Tout à fait. D’ailleurs, plusieurs spécialistes de l’éthique climatique et environnementale soutiennent que des dictatures agiraient plus vite. Or, je répète qu’il est important de protéger nos acquis. Faire table rase de la démocratie représente un tout dernier recours, à ne pas prendre à la légère. En démocratie, les décisions s’avèrent parfois lentes ou mauvaises; nous devons vivre avec cette contradiction.

Démocratie ou pas, on entend souvent dire que la Suisse, ce petit pays, ne peut de toute façon pas faire grand-chose.
Imaginez que Guillaume Tell ait été convaincu de son impuissance en tant qu’individu... Même si l’engagement de la Suisse a peu d’impact direct, nous devons déclencher un mouvement et rallier d’autres États. C’est ainsi seulement que nous pourrons déployer un effet global. Si tout le monde reste les bras ballants, nous nous retrouverons vraiment dans la pire des situations. Ayons confiance dans le fait que d’autres nous suivront. L’initiative pour les glaciers est également à considérer sous cet angle, car elle suscitera des décisions et mesures politiques appropriées.

En Suisse, outre les banques et les assurances, on trouve aussi beaucoup de multinationales. Quelle est leur responsabilité?
Voilà une question à laquelle l’éthique climatique s’intéresse encore trop peu. De nombreuses entreprises sont devenues des structures interétatiques dotées d’un grand pouvoir. Il leur appartient de s’impliquer judicieusement et de répondre de leurs actes. En tant qu’actrices collectives, elles ont un rôle à jouer dans le changement climatique. Leur responsabilité est donc proportionnelle. Elles doivent réduire leurs émissions et prendre des mesures de soutien.

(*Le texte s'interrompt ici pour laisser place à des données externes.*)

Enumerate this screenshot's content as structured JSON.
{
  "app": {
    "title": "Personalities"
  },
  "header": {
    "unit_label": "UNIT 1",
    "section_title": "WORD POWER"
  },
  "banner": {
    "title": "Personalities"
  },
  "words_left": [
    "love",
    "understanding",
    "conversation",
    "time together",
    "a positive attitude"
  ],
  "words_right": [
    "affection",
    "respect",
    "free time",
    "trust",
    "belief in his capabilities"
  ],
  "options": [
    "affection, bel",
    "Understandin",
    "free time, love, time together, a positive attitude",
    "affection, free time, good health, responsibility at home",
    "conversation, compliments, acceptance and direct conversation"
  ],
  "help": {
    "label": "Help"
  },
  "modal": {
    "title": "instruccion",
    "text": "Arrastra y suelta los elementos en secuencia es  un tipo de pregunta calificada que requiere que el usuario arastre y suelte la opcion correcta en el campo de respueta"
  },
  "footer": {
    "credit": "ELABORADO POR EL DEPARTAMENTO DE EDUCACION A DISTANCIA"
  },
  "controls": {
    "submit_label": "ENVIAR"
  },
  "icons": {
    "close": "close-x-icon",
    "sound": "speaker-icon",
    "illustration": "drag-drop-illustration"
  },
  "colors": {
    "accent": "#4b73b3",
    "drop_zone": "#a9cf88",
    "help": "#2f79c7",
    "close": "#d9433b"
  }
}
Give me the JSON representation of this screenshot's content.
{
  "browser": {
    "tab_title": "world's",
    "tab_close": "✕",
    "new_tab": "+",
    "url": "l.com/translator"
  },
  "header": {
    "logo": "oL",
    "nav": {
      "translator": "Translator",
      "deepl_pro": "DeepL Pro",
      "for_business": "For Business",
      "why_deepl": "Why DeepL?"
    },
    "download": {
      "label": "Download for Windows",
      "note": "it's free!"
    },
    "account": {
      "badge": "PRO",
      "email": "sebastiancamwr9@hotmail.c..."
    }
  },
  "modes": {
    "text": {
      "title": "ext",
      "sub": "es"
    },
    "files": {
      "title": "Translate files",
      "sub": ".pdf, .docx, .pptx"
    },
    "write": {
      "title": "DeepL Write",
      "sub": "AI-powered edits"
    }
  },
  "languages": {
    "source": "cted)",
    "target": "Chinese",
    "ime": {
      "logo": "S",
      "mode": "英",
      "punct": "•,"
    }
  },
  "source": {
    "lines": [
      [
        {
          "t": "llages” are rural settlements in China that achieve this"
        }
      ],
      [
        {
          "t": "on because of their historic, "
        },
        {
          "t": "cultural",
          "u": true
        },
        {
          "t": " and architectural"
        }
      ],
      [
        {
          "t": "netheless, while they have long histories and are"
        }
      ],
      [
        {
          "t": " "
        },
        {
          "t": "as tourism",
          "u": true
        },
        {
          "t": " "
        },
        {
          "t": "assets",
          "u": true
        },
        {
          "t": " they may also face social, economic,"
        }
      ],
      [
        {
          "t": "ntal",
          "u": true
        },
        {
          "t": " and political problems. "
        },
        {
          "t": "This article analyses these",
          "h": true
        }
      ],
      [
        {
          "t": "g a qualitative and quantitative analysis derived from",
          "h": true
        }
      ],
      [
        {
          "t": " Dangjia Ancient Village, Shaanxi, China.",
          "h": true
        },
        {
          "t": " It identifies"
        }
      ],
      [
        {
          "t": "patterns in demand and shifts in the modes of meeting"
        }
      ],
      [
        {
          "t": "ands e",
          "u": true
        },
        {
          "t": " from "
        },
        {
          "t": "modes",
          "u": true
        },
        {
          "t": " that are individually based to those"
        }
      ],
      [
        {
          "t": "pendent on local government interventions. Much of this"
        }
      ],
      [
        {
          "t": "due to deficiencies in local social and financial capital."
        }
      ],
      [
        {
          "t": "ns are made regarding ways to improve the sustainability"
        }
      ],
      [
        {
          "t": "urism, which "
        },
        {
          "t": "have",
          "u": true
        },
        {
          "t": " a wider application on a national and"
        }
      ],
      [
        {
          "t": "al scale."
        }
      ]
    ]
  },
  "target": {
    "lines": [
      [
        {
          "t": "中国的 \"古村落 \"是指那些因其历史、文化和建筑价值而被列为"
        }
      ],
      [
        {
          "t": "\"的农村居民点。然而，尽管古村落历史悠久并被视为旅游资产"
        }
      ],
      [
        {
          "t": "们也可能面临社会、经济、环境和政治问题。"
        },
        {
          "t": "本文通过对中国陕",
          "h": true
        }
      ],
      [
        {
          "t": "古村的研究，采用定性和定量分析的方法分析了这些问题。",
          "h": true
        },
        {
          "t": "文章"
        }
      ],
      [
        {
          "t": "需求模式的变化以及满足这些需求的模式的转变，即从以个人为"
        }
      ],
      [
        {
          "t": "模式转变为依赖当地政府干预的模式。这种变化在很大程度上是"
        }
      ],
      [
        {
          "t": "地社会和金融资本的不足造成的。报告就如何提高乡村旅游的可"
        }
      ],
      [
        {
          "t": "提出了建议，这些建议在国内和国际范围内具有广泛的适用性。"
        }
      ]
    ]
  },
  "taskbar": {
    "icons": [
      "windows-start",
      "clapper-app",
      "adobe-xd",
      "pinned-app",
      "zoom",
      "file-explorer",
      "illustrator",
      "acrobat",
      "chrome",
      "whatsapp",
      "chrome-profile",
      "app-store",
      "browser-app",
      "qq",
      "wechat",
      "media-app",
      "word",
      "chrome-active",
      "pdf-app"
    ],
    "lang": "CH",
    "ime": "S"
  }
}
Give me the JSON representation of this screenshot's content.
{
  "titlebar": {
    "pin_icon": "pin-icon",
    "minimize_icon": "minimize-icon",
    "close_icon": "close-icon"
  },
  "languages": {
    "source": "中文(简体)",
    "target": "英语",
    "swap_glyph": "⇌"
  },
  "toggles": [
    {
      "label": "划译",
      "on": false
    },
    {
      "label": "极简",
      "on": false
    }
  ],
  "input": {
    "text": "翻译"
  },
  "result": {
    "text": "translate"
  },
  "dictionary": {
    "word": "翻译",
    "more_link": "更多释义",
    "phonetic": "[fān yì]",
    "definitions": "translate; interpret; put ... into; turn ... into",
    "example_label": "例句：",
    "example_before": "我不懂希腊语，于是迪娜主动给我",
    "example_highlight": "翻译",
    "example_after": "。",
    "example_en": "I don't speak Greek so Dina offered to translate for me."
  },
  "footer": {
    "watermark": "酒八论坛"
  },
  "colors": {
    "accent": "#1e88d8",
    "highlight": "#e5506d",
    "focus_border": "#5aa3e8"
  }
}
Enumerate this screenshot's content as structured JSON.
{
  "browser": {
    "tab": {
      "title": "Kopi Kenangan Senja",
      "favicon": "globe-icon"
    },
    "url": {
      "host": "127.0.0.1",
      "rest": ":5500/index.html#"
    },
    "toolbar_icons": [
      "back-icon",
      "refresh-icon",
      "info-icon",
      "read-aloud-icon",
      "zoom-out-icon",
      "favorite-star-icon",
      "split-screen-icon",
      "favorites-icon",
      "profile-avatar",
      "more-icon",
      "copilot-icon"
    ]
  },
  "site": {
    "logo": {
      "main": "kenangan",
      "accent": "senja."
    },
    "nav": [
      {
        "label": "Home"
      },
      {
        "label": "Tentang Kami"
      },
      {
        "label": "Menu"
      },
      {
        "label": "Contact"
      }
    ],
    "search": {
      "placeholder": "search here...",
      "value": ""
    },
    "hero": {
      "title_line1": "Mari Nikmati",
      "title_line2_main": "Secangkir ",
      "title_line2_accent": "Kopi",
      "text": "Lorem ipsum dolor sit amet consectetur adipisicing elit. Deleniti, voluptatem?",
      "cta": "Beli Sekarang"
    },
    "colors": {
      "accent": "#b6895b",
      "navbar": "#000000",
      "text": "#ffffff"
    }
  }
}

Ivo Wallimann-Helmer est professeur en sciences humaines de l’environnement à l’Université de Fribourg. Il s’occupe de climat et d’éthique environnementale et il travaille actuellement sur les manières de différencier les responsabilités en matière de protection du climat. Il examine plus précisément le rôle des institutions démocratiques ainsi que la gestion des dommages et pertes climatiques.